Lothar Terletzki, ein bullig wirkender Mann mit graumeliertem Bart, mächtigen Augenbrauen und schulterlangen Haaren, hatte auch am letzten Verhandlungstag den Blick starr nach unten gerichtet. Den Prozess hatte er schweigend verfolgt, nur in seinem Schlusswort erklärt: „Es tut mir Leid.“ Sein Verteidiger hatte von einer „Verzweiflungstat eines Getriebenen“ gesprochen und davon, dass Terletzki lediglich mit einem beschädigten Keller und ein paar kaputten Fensterscheiben gerechnet habe. Dem hielt Richter Friedrich-Karl Föhrig entgegen: „Jedermann weiß, welch ungeheuerlichen Folgen eine solche Gasexplosion haben kann.“ Der Angeklagte sei zudem „genau das Gegenteil eines ahnungslosen Dummkopfes“. Terletzki ist ein hoch qualifizierter Handwerksmeister und mit einem Intelligenzquotienten von 127 überdurchschnittlich intelligent.

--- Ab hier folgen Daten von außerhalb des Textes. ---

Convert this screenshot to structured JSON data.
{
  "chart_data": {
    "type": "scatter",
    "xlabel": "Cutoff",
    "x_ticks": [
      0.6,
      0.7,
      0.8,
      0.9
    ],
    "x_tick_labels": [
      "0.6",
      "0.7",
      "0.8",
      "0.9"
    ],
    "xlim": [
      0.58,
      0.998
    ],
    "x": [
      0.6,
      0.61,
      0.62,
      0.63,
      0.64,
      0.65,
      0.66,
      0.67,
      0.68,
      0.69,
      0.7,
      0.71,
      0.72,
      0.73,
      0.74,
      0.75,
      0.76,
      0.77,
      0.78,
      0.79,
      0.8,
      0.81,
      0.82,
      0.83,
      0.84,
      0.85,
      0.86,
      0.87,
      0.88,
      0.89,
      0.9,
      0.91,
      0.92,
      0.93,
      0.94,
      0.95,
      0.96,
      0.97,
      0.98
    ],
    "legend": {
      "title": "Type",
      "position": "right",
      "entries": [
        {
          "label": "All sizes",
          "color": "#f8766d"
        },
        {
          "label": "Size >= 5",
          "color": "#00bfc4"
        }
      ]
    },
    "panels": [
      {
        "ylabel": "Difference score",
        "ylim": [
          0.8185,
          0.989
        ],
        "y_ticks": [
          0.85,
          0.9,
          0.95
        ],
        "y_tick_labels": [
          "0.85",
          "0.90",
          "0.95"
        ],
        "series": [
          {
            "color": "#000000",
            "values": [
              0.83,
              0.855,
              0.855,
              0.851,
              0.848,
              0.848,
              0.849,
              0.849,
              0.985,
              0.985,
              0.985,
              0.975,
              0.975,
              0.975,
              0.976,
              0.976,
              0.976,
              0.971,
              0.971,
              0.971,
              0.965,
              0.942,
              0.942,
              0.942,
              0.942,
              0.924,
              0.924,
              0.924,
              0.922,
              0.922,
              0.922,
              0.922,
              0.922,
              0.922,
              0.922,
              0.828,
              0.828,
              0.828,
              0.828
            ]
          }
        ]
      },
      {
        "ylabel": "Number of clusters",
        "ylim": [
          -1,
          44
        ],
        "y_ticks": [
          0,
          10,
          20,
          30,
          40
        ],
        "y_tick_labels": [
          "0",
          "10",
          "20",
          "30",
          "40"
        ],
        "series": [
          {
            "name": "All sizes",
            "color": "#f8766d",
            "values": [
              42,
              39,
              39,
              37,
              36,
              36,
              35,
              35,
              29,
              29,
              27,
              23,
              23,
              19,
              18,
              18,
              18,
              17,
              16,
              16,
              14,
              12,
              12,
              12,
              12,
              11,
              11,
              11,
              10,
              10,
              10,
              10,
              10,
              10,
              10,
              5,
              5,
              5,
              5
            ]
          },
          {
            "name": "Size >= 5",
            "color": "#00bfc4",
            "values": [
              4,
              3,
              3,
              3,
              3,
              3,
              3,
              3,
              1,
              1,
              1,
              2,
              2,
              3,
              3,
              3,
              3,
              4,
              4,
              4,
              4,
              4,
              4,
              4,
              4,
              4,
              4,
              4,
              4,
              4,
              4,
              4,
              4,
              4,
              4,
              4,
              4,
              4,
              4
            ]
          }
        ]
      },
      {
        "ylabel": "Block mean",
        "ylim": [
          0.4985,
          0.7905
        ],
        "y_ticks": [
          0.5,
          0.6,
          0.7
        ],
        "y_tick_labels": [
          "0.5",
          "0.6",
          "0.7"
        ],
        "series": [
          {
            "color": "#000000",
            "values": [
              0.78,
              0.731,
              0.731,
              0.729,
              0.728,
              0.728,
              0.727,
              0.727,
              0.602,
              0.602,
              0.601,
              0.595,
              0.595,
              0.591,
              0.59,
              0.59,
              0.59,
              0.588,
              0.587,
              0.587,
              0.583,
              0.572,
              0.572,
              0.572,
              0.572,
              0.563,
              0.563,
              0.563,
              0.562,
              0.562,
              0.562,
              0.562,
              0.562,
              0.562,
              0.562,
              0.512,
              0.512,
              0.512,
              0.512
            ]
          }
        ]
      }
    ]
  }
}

Im August 2000 zog der Eigenbrötler eine Lebensbilanz. Als er 32 Jahre alt war, hatte er seine erste Freundin geheiratet. Doch die Ehe war längst zerrüttet. Er schimpfte über ihren Alkoholkonsum, sie über seine Schweigsamkeit. Seinen Job hatte er verloren und fühlte sich „gemobbt“. Auch die Eigentumswohnung in der Herderstraße machte ihn nicht zufrieden. Er meinte, die Nachbarn würden sich für etwas Besseres halten. Er stritt mit ihnen vergeblich wegen Wasserrechnungen und den Ausbau des Kellers. Als dann auch noch sein Auto kaputt war, beschloss er, „ein Zeichen gegen die Ungerechtigkeit zu setzen“.

Terletzki sei professionell vorgegangen, sagte der Richter. Sorgfältig hatte er auch seine Flucht geplant, die er vor Gericht als „Ferien“ bezeichnet hatte. Mit 70 000 Mark in der Tasche fuhr er Richtung Süden. Zwanzig Monate später wurde er auf der Ferieninsel La Palma gefasst. Wenn Lothar Terletzki gesund wäre, hätte ihn die Höchststrafe erwartet, „dann hätte er mindestens 25 oder 30 Jahre verbüßen müssen“, hieß es im Urteil. Aber der Gas-Attentäter ist wegen einer schizoiden Persönlichkeitsstörung vermindert schuldfähig. Die Ärzte müssen nun entscheiden, wann er wieder frei kommen kann. Theoretisch könnte das bei bescheinigter Heilung und guter Führung in neuneinhalb Jahren sein – nach Verbüßung von zwei Dritteln der Strafe.